In [1]:
import torch
import pandas as pd
from geneformer import InSilicoPerturber
from geneformer import InSilicoPerturberStats
from geneformer import EmbExtractor
from geneformer import in_silico_perturber_stats as stats

  from .autonotebook import tqdm as notebook_tqdm


### in silico perturbation in deletion mode to determine genes whose deletion in the dilated cardiomyopathy (dcm) state significantly shifts the embedding towards non-failing (nf) state

In [2]:
torch.cuda.empty_cache()

# first obtain start, goal, and alt embedding positions
# this function was changed to be separate from perturb_data
# to avoid repeating calcuations when parallelizing perturb_data
cell_states_to_model={"state_key": "cell_type", 
                      "start_state": "FB", 
                      "goal_state": "HSC", 
                      "alt_states": ["iHSC"]}

embex = EmbExtractor(model_type="Pretrained",
                     num_classes=3,
                     max_ncells=1000,
                     emb_layer=0,
                     summary_stat="exact_mean",
                     forward_batch_size=20,
                     nproc=1)


model = "/nfs/turbo/umms-indikar/shared/projects/geneformer/geneformer-12L-30M/"
data_path = "/scratch/indikar_root/indikar1/cstansbu/HSC/geneformer_inputs/iHSC.dataset"
outpath = "/scratch/indikar_root/indikar1/cstansbu/geneformer"

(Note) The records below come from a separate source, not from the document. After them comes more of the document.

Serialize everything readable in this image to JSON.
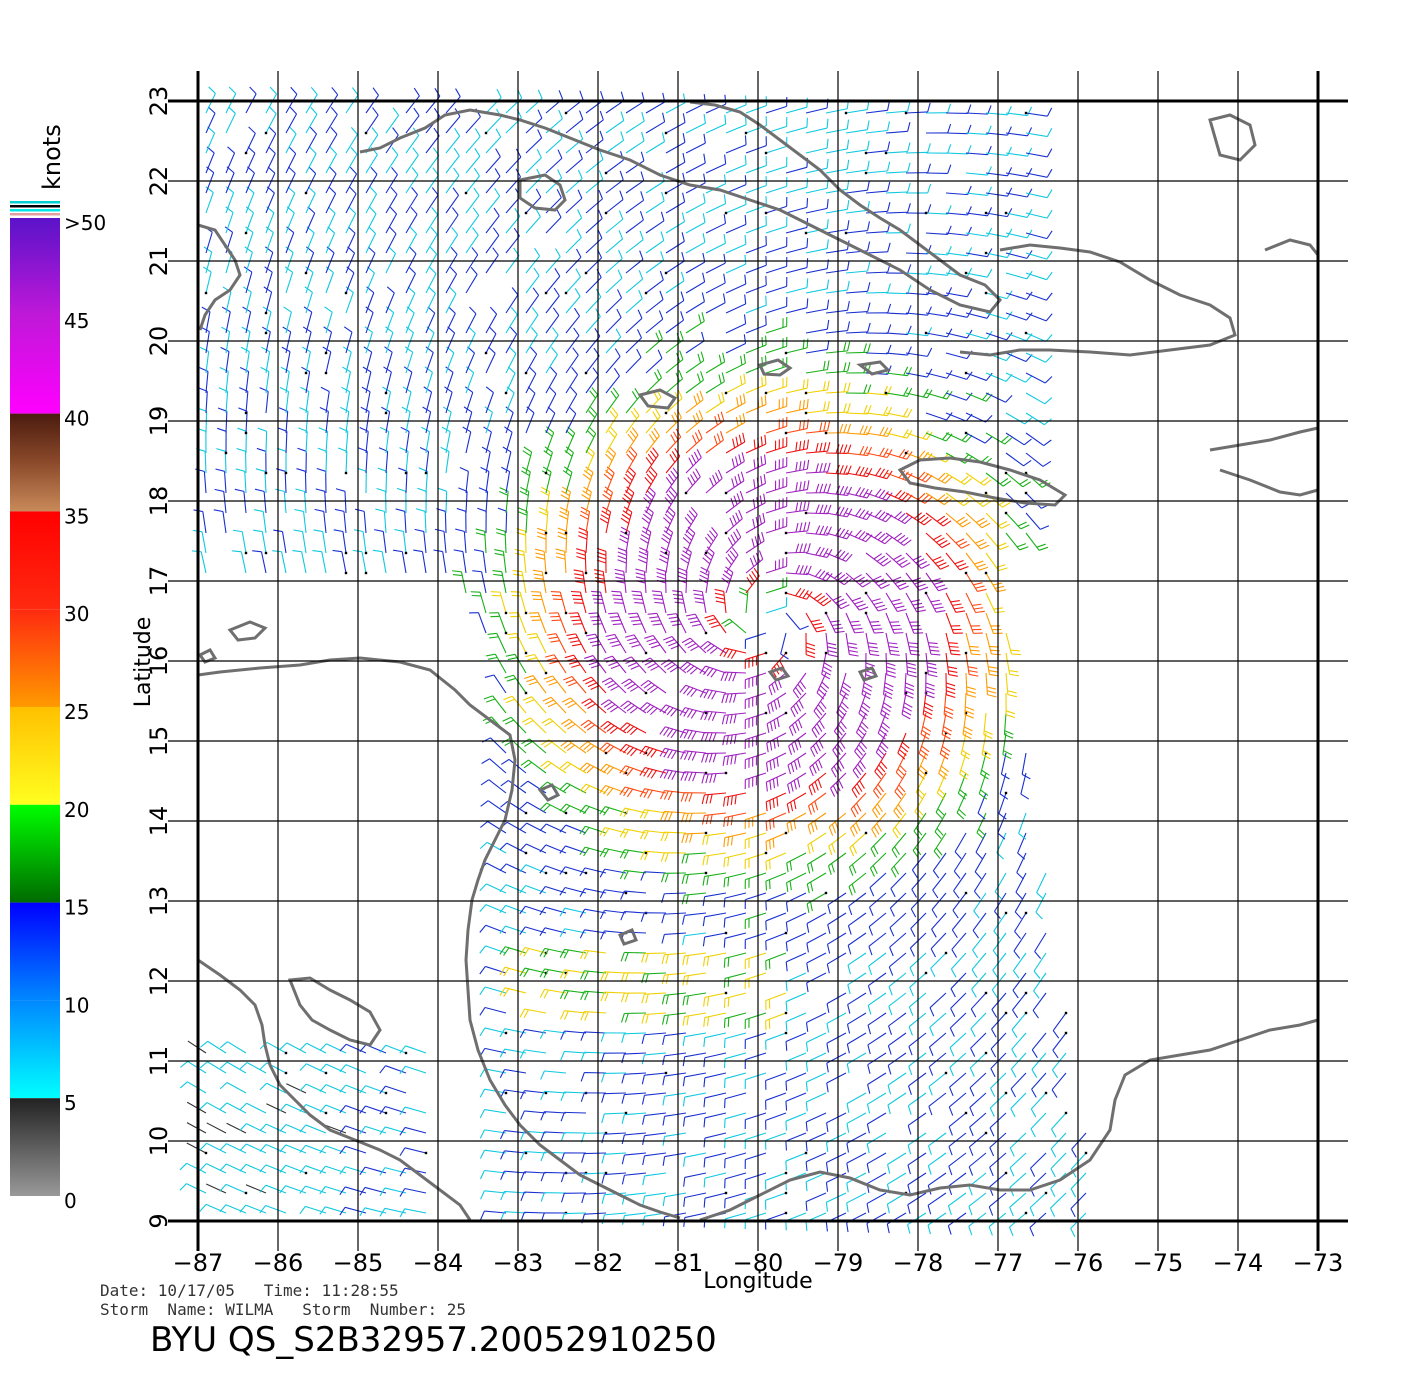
{
  "legend": {
    "unit_label": "knots",
    "ticks": [
      ">50",
      "45",
      "40",
      "35",
      "30",
      "25",
      "20",
      "15",
      "10",
      "5",
      "0"
    ],
    "bands": [
      {
        "from": 50,
        "to": 40,
        "colors": [
          "#5a13c9",
          "#c018d8",
          "#ff00ff"
        ]
      },
      {
        "from": 40,
        "to": 35,
        "colors": [
          "#4b1b0f",
          "#8b4a2a",
          "#c98a5a"
        ]
      },
      {
        "from": 35,
        "to": 30,
        "colors": [
          "#ff0000",
          "#ff2a10"
        ]
      },
      {
        "from": 30,
        "to": 25,
        "colors": [
          "#ff2a10",
          "#ff9a00"
        ]
      },
      {
        "from": 25,
        "to": 20,
        "colors": [
          "#ffc000",
          "#ffff20"
        ]
      },
      {
        "from": 20,
        "to": 15,
        "colors": [
          "#00ff00",
          "#006a00"
        ]
      },
      {
        "from": 15,
        "to": 10,
        "colors": [
          "#0000ff",
          "#0088ff"
        ]
      },
      {
        "from": 10,
        "to": 5,
        "colors": [
          "#0088ff",
          "#00ffff"
        ]
      },
      {
        "from": 5,
        "to": 0,
        "colors": [
          "#222222",
          "#999999"
        ]
      }
    ]
  },
  "axes": {
    "x_label": "Longitude",
    "y_label": "Latitude",
    "lon_ticks": [
      -87,
      -86,
      -85,
      -84,
      -83,
      -82,
      -81,
      -80,
      -79,
      -78,
      -77,
      -76,
      -75,
      -74,
      -73
    ],
    "lat_ticks": [
      9,
      10,
      11,
      12,
      13,
      14,
      15,
      16,
      17,
      18,
      19,
      20,
      21,
      22,
      23
    ],
    "lon_range": [
      -87,
      -73
    ],
    "lat_range": [
      9,
      23
    ]
  },
  "storm": {
    "name": "WILMA",
    "center_lon": -79.9,
    "center_lat": 16.5
  },
  "meta": {
    "line1": "Date: 10/17/05   Time: 11:28:55",
    "line2": "Storm  Name: WILMA   Storm  Number: 25",
    "product_id": "BYU  QS_S2B32957.20052910250"
  },
  "colors": {
    "coast": "#6f6f6f",
    "grid": "#000000"
  }
}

state_embs_dict = embex.get_state_embs(cell_states_to_model,
                                       model,
                                       data_path,
                                       outpath,
                                       "preturb")

print('done')

FileNotFoundError: Directory /scratch/indikar_root/indikar1/cstansbu/HSC/geneformer_inputs/iHSC.dataset not found

In [3]:
# break

In [4]:
genes = [
    'ENSG00000162924', # GATA2 
    'ENSG00000179348', # GFI1B
    'ENSG00000165702', # FOS
    'ENSG00000170345', # STAT5A
    'ENSG00000126561', # REL
]

isp = InSilicoPerturber(perturb_type="overexpress",
                        perturb_rank_shift=None,
                        genes_to_perturb=genes,
                        combos=0, # individually, or in pairs `1'
                        anchor_gene=None,
                        model_type="Pretrained",
                        num_classes=0, # pretrained model
                        emb_mode="cell",
                        cell_emb_style="mean_pool",
                        cell_states_to_model=cell_states_to_model,
                        state_embs_dict=state_embs_dict,
                        max_ncells=1000,
                        emb_layer=-1,
                        forward_batch_size=10,
                        nproc=1)

In [5]:
# break

In [6]:
# outputs intermediate files from in silico perturbation
isp.perturb_data(model,
                 data_path,
                 outpath,
                 "preturb")

Map: 100%|██████████| 1000/1000 [00:18<00:00, 54.23 examples/s]
Flattening the indices: 100%|██████████| 1000/1000 [00:00<00:00, 53639.72 examples/s]
Map: 100%|██████████| 1000/1000 [00:01<00:00, 869.96 examples/s]
  0%|          | 0/100 [00:00<?, ?it/s]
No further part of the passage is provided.